Elevated rates of local property tax will remain in Co Clare next year while calls for the Government to refund the Council’s spend on COVID-19 measures have also been made.
At a special sitting of Clare County Council this week, councillors backed the recommendation of local authority management to maintain higher property tax bills. Last year, councillors voted to increase the property tax by the maximum amount of 15 percent and this rate will be kept following agreement by elected representatives.
Chief Executive of Clare County Council, Pat Dowling declared, “We are facing into an uncertain future regarding our finances and income to the County Council,” as he appealed to councillors to retain the rate decided last year.
Calls to increase the General Municipal Allocation (GMA) were made by councillors as they agreed to Dowling’s recommendation as proposed by Cllr Gerry Flynn (IND) and Cllr Pat Hayes (FF). Cllr Cillian Murphy (FF) calculated that for every €1 spent on the GMA it brought €3 back into local communities while the Chief Executive said finance officials in the Council estimate the GMA has “a fivefold benefit”.
One representative, Cllr Donna McGettigan (SF) sought a reduction in the LPT. “I feel there are a lot of people facing uncertainty, a lot of people are facing mortgage distress. It is not just a couple of cents a week,” the Shannon councillor stated.
There was also worry expressed by Cllr PJ Kelly (FF) over a vote being passed without a guideline on the annual Budget. “We don’t have the budget before us and we’re asked to see something that will have an influence either positive or negative on the budget”.
All money spent by the Council on COVID-19 measures must be refunded by the Government, Cllr Kelly outlined. “That money is going to have an impact on the budget, I don’t want to see a situation where this is retained and that is retained but the following is removed. We can’t have the status quo until the Government refunds what we have paid on COVID. Have we made any noise, are we shouting, have we made any demands? I don’t see why the people of Clare or any part of the county should be deprived because of a Government position”. His request was described as “entirely reasonable” by Cllr Clare Colleran Molloy (FF).

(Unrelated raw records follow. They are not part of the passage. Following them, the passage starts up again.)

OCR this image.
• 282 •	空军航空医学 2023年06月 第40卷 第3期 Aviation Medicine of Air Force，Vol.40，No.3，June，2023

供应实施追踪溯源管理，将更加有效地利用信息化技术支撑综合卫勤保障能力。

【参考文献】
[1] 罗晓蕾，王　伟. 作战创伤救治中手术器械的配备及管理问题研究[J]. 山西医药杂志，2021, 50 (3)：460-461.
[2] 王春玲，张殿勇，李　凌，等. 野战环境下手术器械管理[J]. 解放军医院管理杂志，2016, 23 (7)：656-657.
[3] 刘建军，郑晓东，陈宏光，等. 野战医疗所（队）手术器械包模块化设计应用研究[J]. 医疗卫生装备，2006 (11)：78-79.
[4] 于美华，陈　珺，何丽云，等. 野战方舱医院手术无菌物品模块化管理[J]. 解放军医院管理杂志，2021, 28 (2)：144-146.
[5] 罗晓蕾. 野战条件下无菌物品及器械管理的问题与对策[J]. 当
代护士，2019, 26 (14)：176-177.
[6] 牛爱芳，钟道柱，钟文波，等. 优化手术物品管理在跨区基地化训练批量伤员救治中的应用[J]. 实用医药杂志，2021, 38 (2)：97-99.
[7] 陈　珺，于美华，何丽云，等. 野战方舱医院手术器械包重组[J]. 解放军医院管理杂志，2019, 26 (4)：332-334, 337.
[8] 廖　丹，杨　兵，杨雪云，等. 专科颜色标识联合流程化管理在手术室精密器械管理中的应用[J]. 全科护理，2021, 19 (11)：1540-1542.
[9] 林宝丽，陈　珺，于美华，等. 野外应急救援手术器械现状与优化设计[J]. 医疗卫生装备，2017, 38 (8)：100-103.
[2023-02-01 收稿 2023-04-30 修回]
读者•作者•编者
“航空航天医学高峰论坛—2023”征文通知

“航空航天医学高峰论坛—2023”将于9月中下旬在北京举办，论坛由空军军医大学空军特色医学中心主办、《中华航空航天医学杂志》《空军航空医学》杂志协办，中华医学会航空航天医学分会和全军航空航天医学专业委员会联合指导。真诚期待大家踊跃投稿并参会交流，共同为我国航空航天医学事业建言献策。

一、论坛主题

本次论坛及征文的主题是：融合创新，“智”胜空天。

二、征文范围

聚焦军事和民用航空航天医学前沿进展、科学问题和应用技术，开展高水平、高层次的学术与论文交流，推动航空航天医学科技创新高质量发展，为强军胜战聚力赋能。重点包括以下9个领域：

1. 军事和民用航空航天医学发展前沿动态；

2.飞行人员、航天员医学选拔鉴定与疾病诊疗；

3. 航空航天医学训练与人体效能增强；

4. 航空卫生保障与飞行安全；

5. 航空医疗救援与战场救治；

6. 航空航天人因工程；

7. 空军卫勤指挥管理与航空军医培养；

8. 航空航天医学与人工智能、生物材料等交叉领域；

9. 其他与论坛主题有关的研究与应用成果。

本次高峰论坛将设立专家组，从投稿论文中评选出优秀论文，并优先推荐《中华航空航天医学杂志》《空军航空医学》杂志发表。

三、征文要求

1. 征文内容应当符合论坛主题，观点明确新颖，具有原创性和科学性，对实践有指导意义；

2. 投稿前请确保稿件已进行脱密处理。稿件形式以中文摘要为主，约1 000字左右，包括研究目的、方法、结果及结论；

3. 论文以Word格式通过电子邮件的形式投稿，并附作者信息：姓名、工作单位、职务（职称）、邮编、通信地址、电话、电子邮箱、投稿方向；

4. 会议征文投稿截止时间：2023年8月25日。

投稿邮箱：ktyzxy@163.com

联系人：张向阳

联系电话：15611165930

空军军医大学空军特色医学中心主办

Responding to the views expressed, Dowling clarified that the GMA was part of “the general budgetary progress which we will be engaged with in the coming weeks”. He agreed with the remarks of Cllr Kelly.
Money being taken from the county’s LPT income to fund other counties’ shortfall has to stop, Cllr Alan O’Callaghan (FF) stressed. “In hard times, the Council ran its books to the letter of the law, we were top of the class and abided by everything we had to, we had a few pound taken off us to support other local authorities that were more flaithulach in the budgetary processes. We’re being punished for it. We need to get that €2m back, if ye do ye can have it in the budgetary process. It needs to be addressed, it is happening since 2013, that is seven years and €14m gone from our property tax to support other local authorities”.
Cllr Gabriel Keating (FG) urged the local authority to borrow money to ensure necessary projects in the county are completed. “I think we should be borrowing €50m, do whatever has to be done and the money will come, do the work and the money will come”. Examination of Council money resting in the savings of banks and credit unions is required, Cllr Pat McMahon (FF) felt, he agreed with the views of Cllr O’Callaghan and insisted there was no justification for €2m leaving the county every year.